Zum Primat

12. Internationale altkatholische Theologentagung in Bonn 8. bis 13. September 1969

 
Thesen zur Frage des Primats

 
1. Die Utrechter Erklärung von 1889 spricht in Artikel 2 nur die Anerkennung des historischen Primats des Bischofs von Rom aus, ohne weitere damit verbundene Fragen zu berühren.

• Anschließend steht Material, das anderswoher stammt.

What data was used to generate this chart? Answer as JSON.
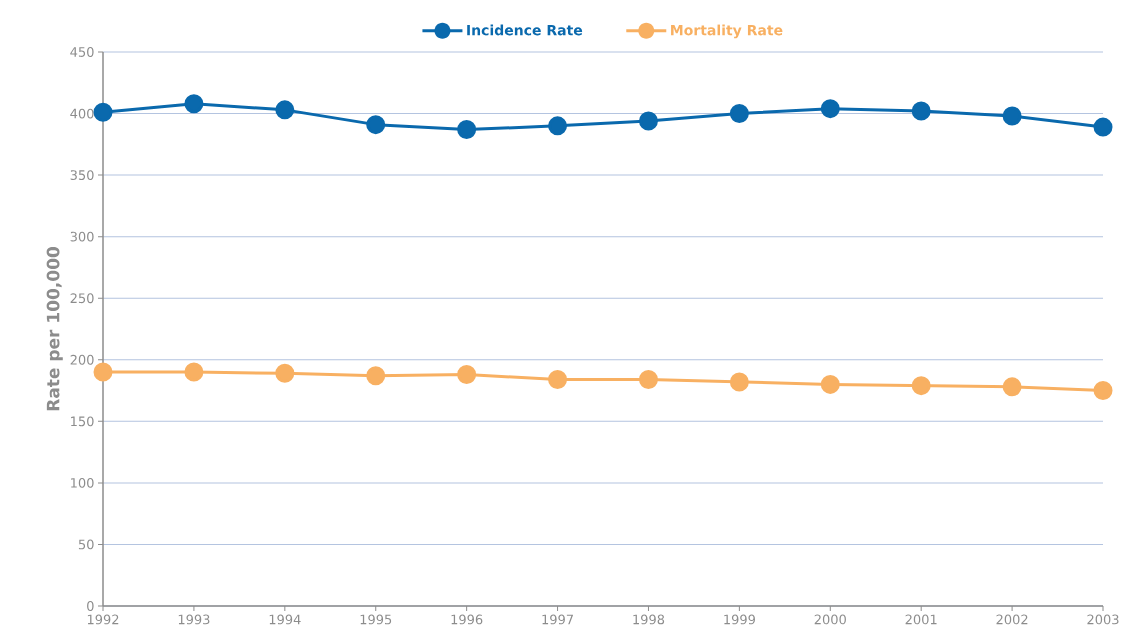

Deshalb haben wir uns angesichts der heutigen ökumenischen Situation darüber Rechenschaft zu geben, wie wir diese Formulierung verstehen.

 
2. Vor allem ist festzustellen, daß sich im neutestamentlichen Zeugnis eine Petrustradition vorfindet, nach der er als erster Bekenner, als einer der Grundzeugen der Auferstehung und als leitende Gestalt der Jerusalemer Gemeinde im Vollzug fundamentaler Entscheidungen der Kirche eine deutlich her­vortretende Initiative hatte.

 
3. Obwohl aus diesem Hervortreten nicht auf das Zugrundeliegen bestimmter rechtlicher Kompetenzen geschlossen werden kann und obwohl die Einmaligkeit der Stellung des Petrus als Apostel den Gedanken an eine Nachfolge im strikten Sinn ausschließt, glauben wir, daß der Sonderstellung des Petrus trotzdem eine für die Kirche signifikante Bedeutung zukomme.

 
4. Da Kirche nur im Hören auf den in der Heiligen Schrift bezeugten Auftrag lebt, müssen die Petrus erteilten Aufträge auch heute in der Struktur der Kirche zur Geltung kommen.

 
5. Ohne den Bereich dogmatischer Folgerungen zu berühren, kann festgestellt werden, daß die Funktion, die Rom in der Geschichte der Kirche zuwuchs, im Zeichen der Aufnahme dieses Auftrags stand. Diese Feststellung behält ihre Bedeutung für die ganze Geschichte des römischen Primats, wenn auch oft stark verdunkelt.

 
6. Trotz der zahlreichen fatalen Entwicklungen der Vergangenheit, die zu verschiedenen Schismen führten, darunter das von Utrecht, wurde auf dem I. Vatikanischen Konzil von einem axiomatischen Vorverständnis her ein Autoritätsdenken dogmatisiert, das sich aus Schrift und Tradition nicht be­gründen läßt. Erst in der neuesten, durch das II. Vatikanische Konzil ermöglichten Entwicklung wird auch in der römisch-katholischen Theologie nach einer der Kirche wirklich dienenden Um­schreibung der Primatialfunktion gesucht.

 
7. In Entsprechung zu der Funktion, die Petrus nach dem Zeugnis der Schrift erfüllte, müßte ein "Petrusamt" in der Aufgabe bestehen, in allen Entscheidungssituationen mit einer Initiative voran­zugehen, die es der Kirche ermöglichte und sie nötigte, zu gemeinsamer Entscheidung zu gelangen, ihren Glauben auszusprechen und ihre Einheit sichtbar darzustellen. Als reiner Dienst an Christus, seiner Kirche und der Welt wäre diese Funktion als Verpflichtung und nicht als Rechtskompetenz zu verstehen. Angesichts der ökumenischen Entwicklung, in der sich das Verlangen der Welt nach Ein­heit widerspiegelt, käme der Erfüllung dieses Dienstes eine umfassende Bedeutung zu.